DPRD Kota Bekasi Turut Ambil Bagian dalam Rakernis Adeksi 2022

Dalam UU 23 Tahun 2014 jelas disebut bahwa untuk mewujudkan Kesejahteraan Bersama tersebut dapat dilakukan dengan upaya-upaya strategis.

Fabiola Febrinastri | Iman Firmansyah
Kamis, 21 Juli 2022 | 16:39 WIB
DPRD Kota Bekasi Turut Ambil Bagian dalam Rakernis Adeksi 2022
Rapat Kerja Teknis ADEKSI 2022. (Dok: DPRD Kota Bogor)

SuaraBekaci.id - ADEKSI (Asosiasi DPRD Kota Seluruh Indonesia) menggelar rapat kerja teknis dalam rangka Lokakarya Nasional terkait Undang-Undang Hubungan Keuangan Pusat dan Daerah serta dampaknya. Acara tersebut dilaksankan selama tiga hari dari tanggal 28, 29 dan 30 Maret 2022 di Hotel Merlynn Park Harmoni, Jakarta Pusat dengan diikuti oleh kurang lebih sebanyak 13 DPRD Kota termasuk DPRD Kota Bekasi.

Rakernas tersebut dihadiri oleh Didik Sumadi, SH selaku Sekretaris Jenderal ADEKSI, lalu Direktur Eksekutif dan Bendahara Umum ADEKSI serta Narasumber  Dr. Halilul Khairi selaku pelaksana dalam Peraturan UU terkait dengan Hubungan Keuangan Pusat dan Daerah. Sementara itu, Sekretariat DPRD Kota Bekasi sendiri diwakili oleh Para Anggota Dewan dan Pimpinan, Kepala Bagian Umum, Tim Humas dan Protokol serta para staff dan pegawai Setwan.

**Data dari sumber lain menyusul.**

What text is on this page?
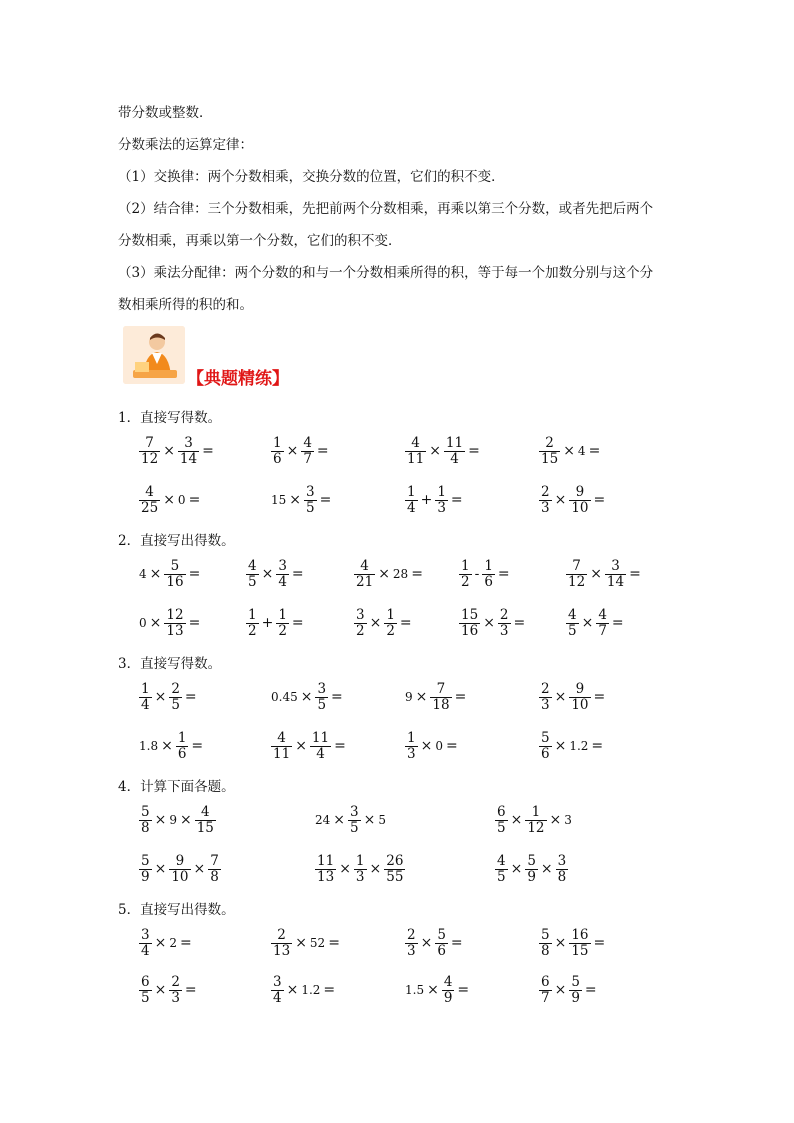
带分数或整数．
分数乘法的运算定律：
（1）交换律：两个分数相乘，交换分数的位置，它们的积不变．
（2）结合律：三个分数相乘，先把前两个分数相乘，再乘以第三个分数，或者先把后两个
分数相乘，再乘以第一个分数，它们的积不变．
（3）乘法分配律：两个分数的和与一个分数相乘所得的积，等于每一个加数分别与这个分
数相乘所得的积的和。
【典题精练】
1．直接写得数。
$\frac{7}{12} \times \frac{3}{14}$ =	$\frac{1}{6} \times \frac{4}{7}$ =	$\frac{4}{11} \times \frac{11}{4}$ =	$\frac{2}{15} \times 4$ =
$\frac{4}{25} \times 0$ =	$15 \times \frac{3}{5}$ =	$\frac{1}{4} + \frac{1}{3}$ =	$\frac{2}{3} \times \frac{9}{10}$ =
2．直接写出得数。
$4 \times \frac{5}{16}$ =	$\frac{4}{5} \times \frac{3}{4}$ =	$\frac{4}{21} \times 28$ =	$\frac{1}{2} - \frac{1}{6}$ =	$\frac{7}{12} \times \frac{3}{14}$ =
$0 \times \frac{12}{13}$ =	$\frac{1}{2} + \frac{1}{2}$ =	$\frac{3}{2} \times \frac{1}{2}$ =	$\frac{15}{16} \times \frac{2}{3}$ =	$\frac{4}{5} \times \frac{4}{7}$ =
3．直接写得数。
$\frac{1}{4} \times \frac{2}{5}$ =	$0.45 \times \frac{3}{5}$ =	$9 \times \frac{7}{18}$ =	$\frac{2}{3} \times \frac{9}{10}$ =
$1.8 \times \frac{1}{6}$ =	$\frac{4}{11} \times \frac{11}{4}$ =	$\frac{1}{3} \times 0$ =	$\frac{5}{6} \times 1.2$ =
4．计算下面各题。
$\frac{5}{8} \times 9 \times \frac{4}{15}$	$24 \times \frac{3}{5} \times 5$	$\frac{6}{5} \times \frac{1}{12} \times 3$
$\frac{5}{9} \times \frac{9}{10} \times \frac{7}{8}$	$\frac{11}{13} \times \frac{1}{3} \times \frac{26}{55}$	$\frac{4}{5} \times \frac{5}{9} \times \frac{3}{8}$
5．直接写出得数。
$\frac{3}{4} \times 2$ =	$\frac{2}{13} \times 52$ =	$\frac{2}{3} \times \frac{5}{6}$ =	$\frac{5}{8} \times \frac{16}{15}$ =
$\frac{6}{5} \times \frac{2}{3}$ =	$\frac{3}{4} \times 1.2$ =	$1.5 \times \frac{4}{9}$ =	$\frac{6}{7} \times \frac{5}{9}$ =
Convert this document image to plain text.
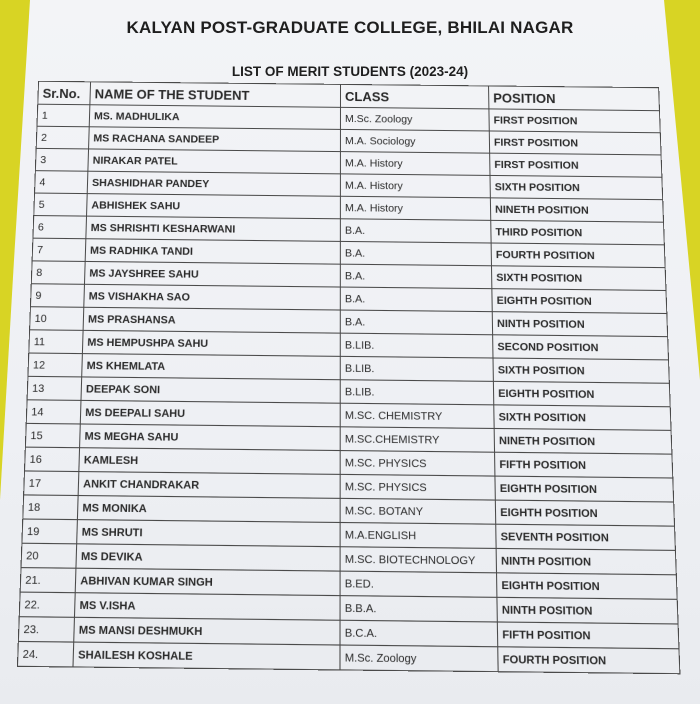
KALYAN POST-GRADUATE COLLEGE, BHILAI NAGAR
LIST OF MERIT STUDENTS (2023-24)
Sr.No.	NAME OF THE STUDENT	CLASS	POSITION
1	MS. MADHULIKA	M.Sc. Zoology	FIRST POSITION
2	MS RACHANA SANDEEP	M.A. Sociology	FIRST POSITION
3	NIRAKAR PATEL	M.A. History	FIRST POSITION
4	SHASHIDHAR PANDEY	M.A. History	SIXTH POSITION
5	ABHISHEK SAHU	M.A. History	NINETH POSITION
6	MS SHRISHTI KESHARWANI	B.A.	THIRD POSITION
7	MS RADHIKA TANDI	B.A.	FOURTH POSITION
8	MS JAYSHREE SAHU	B.A.	SIXTH POSITION
9	MS VISHAKHA SAO	B.A.	EIGHTH POSITION
10	MS PRASHANSA	B.A.	NINTH POSITION
11	MS HEMPUSHPA SAHU	B.LIB.	SECOND POSITION
12	MS KHEMLATA	B.LIB.	SIXTH POSITION
13	DEEPAK SONI	B.LIB.	EIGHTH POSITION
14	MS DEEPALI SAHU	M.SC. CHEMISTRY	SIXTH POSITION
15	MS MEGHA SAHU	M.SC.CHEMISTRY	NINETH POSITION
16	KAMLESH	M.SC. PHYSICS	FIFTH POSITION
17	ANKIT CHANDRAKAR	M.SC. PHYSICS	EIGHTH POSITION
18	MS MONIKA	M.SC. BOTANY	EIGHTH POSITION
19	MS SHRUTI	M.A.ENGLISH	SEVENTH POSITION
20	MS DEVIKA	M.SC. BIOTECHNOLOGY	NINTH POSITION
21.	ABHIVAN KUMAR SINGH	B.ED.	EIGHTH POSITION
22.	MS V.ISHA	B.B.A.	NINTH POSITION
23.	MS MANSI DESHMUKH	B.C.A.	FIFTH POSITION
24.	SHAILESH KOSHALE	M.Sc. Zoology	FOURTH POSITION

Pada pelaksanaan hari pertama hanya terfokus pada sesi 1 dalam pembahasan terkait Hubungan Keuangan Antara Daerah dan Pusat serta Dampak nya. Dalam sambutannya Sekjen ADEKSI memaparkan mengenai program tersebut ditujukan kepada bukti kinerja Pemerintah Daerah dalam implementasi kesejahteraan masyarakat di segala bidang.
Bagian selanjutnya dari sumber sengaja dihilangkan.